Getting the maximum cash back on your credit card

You can get the equivalent of 2.64 years of spending back with a 4% cash back credit card.  Some one that lives to the age of 84 and started using their cash back card at the age of 18, would get 2.64 years of spending in cash back.  4% cash back x (84-18 years) = 2.64 years of spending in cash back


Make extra payments on your mortgage

Even a 2.59% mortgage rate would need a GIC that pays between 3.2% to 6.3% to breakeven, depending on how much you earn and the province that you live in.  No risk free guaranteed investment can touch the benefit of paying down your mortgage.


Not carrying a credit card balance

Trying to get ahead while maintaining a credit card balance is next to impossible.  An unpaid credit card balance will even beat Warren Buffet from the first day he started investing in his company.  There is no way to get ahead with an unpaid credit balance compounding at 19.99%.


Keeping your investments cost down

Buying a high cost mutual fund over an ETF, can result in a RRSP with a 48% smaller balance over thirty years.  Every year the MER attacks your balance, compounding the difference between the two funds.

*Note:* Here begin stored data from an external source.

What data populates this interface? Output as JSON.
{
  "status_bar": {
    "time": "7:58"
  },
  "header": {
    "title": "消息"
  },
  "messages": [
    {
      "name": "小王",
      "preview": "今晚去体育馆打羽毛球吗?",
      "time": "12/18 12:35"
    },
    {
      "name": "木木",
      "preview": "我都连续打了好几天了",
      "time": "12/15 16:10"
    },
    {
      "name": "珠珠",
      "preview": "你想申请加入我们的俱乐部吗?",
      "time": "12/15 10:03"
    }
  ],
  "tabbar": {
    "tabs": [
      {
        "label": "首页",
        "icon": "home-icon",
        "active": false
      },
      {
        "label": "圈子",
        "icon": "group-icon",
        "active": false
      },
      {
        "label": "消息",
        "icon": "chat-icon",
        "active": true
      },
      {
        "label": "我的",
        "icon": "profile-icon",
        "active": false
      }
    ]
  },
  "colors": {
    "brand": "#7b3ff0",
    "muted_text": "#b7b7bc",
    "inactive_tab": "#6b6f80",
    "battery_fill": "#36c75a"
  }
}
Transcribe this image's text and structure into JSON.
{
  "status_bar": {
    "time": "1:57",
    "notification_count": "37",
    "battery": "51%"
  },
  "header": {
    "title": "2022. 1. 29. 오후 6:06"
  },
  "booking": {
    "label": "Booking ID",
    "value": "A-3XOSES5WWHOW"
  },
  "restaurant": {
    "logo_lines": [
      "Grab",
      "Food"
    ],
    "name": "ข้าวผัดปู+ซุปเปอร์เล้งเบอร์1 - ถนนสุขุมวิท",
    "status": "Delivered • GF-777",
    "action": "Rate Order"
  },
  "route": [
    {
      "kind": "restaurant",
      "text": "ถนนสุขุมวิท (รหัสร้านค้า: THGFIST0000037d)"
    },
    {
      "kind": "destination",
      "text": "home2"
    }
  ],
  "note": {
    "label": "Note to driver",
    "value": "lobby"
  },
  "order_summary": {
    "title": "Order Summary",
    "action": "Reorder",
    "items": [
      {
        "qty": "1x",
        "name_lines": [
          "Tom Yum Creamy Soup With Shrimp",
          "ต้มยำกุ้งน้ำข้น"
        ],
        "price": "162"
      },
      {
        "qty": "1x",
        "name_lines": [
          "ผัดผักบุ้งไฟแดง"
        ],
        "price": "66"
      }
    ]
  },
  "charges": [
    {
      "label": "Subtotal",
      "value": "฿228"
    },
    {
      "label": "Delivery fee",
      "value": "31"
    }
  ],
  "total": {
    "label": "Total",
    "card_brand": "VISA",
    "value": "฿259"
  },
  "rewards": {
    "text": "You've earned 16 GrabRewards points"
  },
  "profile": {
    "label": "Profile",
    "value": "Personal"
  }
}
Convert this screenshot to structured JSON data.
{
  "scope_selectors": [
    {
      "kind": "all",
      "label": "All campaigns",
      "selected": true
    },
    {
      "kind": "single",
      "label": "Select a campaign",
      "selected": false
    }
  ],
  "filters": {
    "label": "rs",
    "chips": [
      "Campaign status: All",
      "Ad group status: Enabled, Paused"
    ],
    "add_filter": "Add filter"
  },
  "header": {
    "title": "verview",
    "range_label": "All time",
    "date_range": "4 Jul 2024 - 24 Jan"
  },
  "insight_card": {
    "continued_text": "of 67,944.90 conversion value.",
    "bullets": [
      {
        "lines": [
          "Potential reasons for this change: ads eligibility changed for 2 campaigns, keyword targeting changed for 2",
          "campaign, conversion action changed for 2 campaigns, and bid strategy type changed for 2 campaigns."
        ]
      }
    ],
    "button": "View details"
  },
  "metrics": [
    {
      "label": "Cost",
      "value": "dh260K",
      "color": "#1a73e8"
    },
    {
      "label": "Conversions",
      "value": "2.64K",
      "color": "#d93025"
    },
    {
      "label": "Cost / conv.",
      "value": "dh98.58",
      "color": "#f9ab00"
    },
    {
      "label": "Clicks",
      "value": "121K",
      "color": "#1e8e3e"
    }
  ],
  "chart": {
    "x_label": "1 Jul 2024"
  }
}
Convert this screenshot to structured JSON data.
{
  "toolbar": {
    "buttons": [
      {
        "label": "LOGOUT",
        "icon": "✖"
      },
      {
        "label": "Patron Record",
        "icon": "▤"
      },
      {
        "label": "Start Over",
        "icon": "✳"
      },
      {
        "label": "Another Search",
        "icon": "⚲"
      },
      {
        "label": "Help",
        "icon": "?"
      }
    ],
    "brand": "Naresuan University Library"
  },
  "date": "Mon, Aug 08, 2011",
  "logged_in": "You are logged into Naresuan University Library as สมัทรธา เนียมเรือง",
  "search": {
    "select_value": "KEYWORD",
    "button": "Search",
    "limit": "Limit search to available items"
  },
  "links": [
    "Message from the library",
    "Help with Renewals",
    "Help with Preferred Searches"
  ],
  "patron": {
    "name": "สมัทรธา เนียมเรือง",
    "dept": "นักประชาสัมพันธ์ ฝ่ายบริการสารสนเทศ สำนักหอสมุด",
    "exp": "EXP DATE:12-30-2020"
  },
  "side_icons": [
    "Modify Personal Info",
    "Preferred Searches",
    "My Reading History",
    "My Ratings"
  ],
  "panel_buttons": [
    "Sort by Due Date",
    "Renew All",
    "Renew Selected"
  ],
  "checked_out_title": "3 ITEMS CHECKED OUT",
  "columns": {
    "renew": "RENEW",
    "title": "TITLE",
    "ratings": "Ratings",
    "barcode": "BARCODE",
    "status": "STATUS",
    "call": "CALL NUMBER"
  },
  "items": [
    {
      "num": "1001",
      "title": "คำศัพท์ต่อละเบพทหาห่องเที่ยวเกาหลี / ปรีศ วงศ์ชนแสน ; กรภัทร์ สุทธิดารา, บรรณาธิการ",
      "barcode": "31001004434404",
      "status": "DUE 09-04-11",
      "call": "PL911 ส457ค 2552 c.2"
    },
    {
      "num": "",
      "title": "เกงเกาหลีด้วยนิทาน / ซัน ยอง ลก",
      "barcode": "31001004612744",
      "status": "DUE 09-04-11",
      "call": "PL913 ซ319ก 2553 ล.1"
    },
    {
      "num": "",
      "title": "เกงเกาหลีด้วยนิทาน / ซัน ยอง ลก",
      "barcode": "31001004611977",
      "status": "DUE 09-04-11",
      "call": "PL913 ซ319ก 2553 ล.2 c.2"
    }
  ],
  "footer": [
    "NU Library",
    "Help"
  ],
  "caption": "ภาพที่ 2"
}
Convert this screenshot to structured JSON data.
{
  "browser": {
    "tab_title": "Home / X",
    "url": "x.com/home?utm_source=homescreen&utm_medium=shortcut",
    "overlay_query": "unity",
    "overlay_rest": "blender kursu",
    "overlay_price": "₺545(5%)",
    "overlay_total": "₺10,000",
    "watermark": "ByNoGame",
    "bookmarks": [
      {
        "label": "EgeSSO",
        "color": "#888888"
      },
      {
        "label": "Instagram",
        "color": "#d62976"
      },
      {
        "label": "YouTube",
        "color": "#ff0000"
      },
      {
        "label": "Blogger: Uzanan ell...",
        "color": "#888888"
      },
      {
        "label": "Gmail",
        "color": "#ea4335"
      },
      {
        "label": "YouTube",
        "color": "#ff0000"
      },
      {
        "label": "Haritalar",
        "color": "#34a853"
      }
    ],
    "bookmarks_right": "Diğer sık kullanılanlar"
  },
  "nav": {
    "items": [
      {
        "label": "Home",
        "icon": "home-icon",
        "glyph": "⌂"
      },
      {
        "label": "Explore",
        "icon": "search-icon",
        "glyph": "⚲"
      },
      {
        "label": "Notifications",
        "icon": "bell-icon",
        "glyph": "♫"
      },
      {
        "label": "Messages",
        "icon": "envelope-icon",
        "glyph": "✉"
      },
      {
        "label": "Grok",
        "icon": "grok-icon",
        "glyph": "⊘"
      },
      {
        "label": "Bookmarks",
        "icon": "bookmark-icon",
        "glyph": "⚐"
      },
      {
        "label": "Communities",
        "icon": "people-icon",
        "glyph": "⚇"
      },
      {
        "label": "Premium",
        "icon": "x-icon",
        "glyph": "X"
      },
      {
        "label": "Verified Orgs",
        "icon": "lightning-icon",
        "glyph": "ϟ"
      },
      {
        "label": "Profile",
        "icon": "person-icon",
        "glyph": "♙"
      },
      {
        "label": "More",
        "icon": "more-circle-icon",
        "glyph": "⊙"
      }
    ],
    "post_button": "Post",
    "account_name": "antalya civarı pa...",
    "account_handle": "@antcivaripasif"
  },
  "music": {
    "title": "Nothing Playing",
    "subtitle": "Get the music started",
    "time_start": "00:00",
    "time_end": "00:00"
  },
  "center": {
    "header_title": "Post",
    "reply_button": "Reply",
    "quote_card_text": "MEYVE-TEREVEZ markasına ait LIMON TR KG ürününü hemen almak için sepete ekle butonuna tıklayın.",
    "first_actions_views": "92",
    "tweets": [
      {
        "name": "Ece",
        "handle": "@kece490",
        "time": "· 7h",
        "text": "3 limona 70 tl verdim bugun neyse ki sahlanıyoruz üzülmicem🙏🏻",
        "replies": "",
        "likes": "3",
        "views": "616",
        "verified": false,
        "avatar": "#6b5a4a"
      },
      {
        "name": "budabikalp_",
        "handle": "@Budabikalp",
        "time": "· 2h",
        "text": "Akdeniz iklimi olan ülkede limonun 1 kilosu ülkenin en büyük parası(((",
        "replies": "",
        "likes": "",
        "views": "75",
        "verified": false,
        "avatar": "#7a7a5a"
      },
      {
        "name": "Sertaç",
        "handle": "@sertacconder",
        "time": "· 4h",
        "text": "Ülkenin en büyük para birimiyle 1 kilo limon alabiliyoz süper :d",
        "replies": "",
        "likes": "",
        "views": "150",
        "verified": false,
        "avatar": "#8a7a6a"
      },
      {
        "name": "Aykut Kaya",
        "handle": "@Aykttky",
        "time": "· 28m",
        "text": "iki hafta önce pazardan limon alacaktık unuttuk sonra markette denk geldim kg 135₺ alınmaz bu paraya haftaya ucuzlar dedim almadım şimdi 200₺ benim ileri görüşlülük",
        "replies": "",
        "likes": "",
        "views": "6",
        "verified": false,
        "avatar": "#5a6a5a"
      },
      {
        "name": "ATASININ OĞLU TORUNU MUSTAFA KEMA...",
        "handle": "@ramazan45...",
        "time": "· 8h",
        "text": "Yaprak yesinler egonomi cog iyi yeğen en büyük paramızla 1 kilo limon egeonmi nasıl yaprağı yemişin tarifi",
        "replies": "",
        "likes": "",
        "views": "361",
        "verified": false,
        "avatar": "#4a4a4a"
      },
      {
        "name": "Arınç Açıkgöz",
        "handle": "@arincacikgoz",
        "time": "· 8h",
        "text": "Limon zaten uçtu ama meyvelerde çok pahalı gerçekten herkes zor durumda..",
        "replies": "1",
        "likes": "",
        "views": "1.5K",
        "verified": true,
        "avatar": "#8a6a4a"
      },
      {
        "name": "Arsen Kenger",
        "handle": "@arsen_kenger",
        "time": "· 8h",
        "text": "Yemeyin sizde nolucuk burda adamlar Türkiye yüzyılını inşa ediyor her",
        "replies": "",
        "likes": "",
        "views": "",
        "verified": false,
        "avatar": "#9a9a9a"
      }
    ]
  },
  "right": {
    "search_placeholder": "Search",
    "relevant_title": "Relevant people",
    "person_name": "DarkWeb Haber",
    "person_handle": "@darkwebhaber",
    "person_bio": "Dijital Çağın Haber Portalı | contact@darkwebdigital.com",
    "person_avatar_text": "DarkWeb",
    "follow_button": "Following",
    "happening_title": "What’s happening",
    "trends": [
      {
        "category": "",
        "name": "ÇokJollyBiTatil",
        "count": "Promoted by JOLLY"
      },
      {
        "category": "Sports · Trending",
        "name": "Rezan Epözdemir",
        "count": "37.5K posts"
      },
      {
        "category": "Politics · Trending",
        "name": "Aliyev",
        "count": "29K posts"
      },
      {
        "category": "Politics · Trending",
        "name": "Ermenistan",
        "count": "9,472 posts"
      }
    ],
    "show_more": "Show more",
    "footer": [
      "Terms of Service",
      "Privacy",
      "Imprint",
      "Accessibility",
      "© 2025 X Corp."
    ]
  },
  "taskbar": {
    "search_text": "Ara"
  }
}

Buying a house instead of renting

The decision to buy or rent a house is one of the most important and emotional decisions in your life.  At first, buying is more expensive, but by the time you are ready to retire, you will have a paid off house and more than likely have a larger TFSA as well.  The early cost savings from rent is eclipsed by the savings of owning your own home later in life.